All of this, of course, is intentional, and much more than a series of meet-and-greets.
“It’s really important,” Canales said over the phone Thursday. “One of the things that I’ve learned along the way is, you got to have high ground for hard days. I know that hard days will come in the season, just because of the nature of the business and the work that’s required. If we spend time together, we’re able to weather those storms together. We’re able to talk to each other. We’ve got history with each other beyond just being in the office.
“Those things are really important—the relationship part comes first.”

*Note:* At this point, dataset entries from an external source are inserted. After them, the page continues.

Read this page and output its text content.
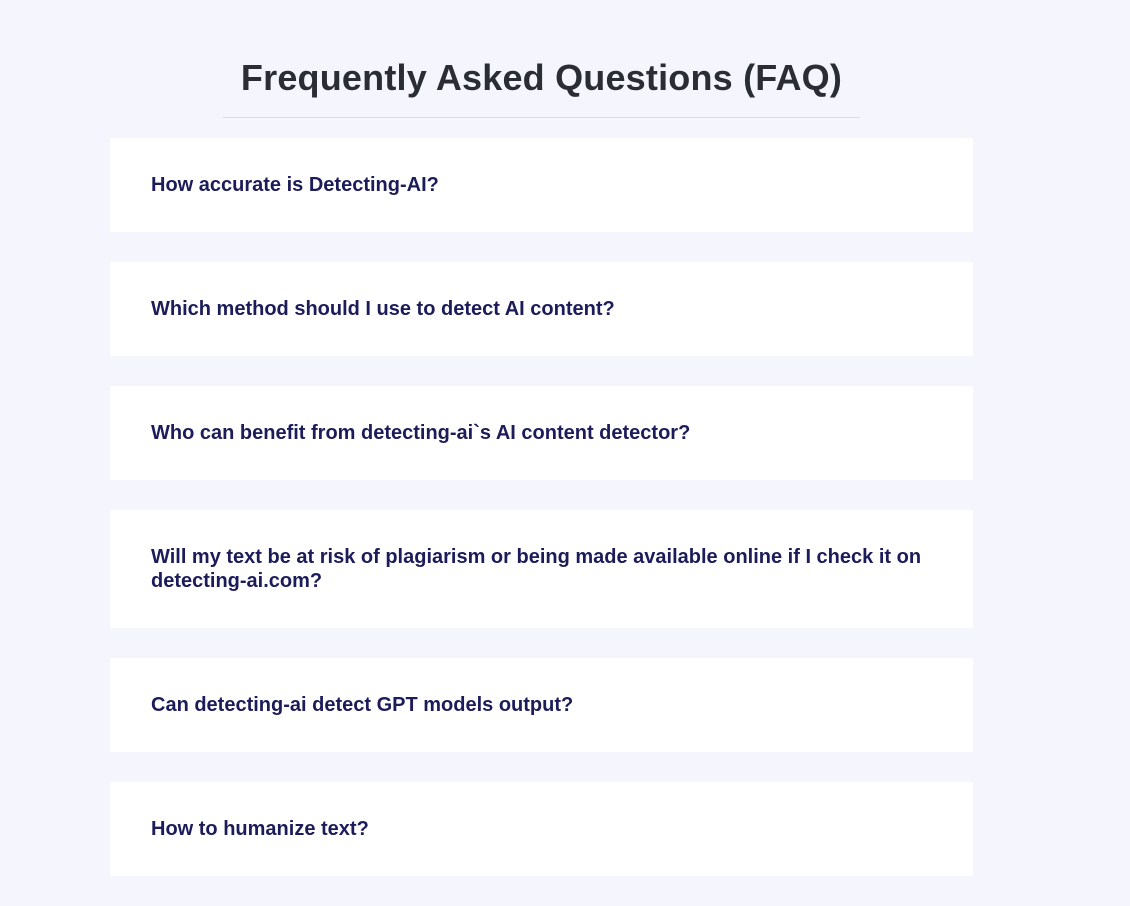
Frequently Asked Questions (FAQ)

How accurate is Detecting-AI?

Which method should I use to detect AI content?

Who can benefit from detecting-ai`s AI content detector?

Will my text be at risk of plagiarism or being made available online if I check it on detecting-ai.com?

Can detecting-ai detect GPT models output?

How to humanize text?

So the first thing has come first, and the truth is Canales would probably approach things like this regardless of where he landed his first head coaching gig. It just so happens that his team needs what he brings more than just about any of the other 31 teams would have.
Consider being a Panthers player over the past few years. You’re now, if you include the interims, on your fifth head coach in less than two years. You watched your franchise trade away arguably its three best players: Christian McCaffrey, DJ Moore and Brian Burns. The Panthers have changed out offensive coordinators like swing tackles over the last half decade. The front office has been restructured. The owner’s been colorful, to put it kindly.
No matter how you slice it, these guys have been through a lot.
And, now, here comes Canales, 43 years old and ready to take over the NFL’s worst team, and force feed it positivity by the mouthful. You don’t do that, of course, by looking back at the 2–15 record, or the six-year playoff drought that encapsulates Tepper’s stewardship of the franchise. Canales is doing it with his eyes fixed forward, in a place that badly needs to put the past behind it.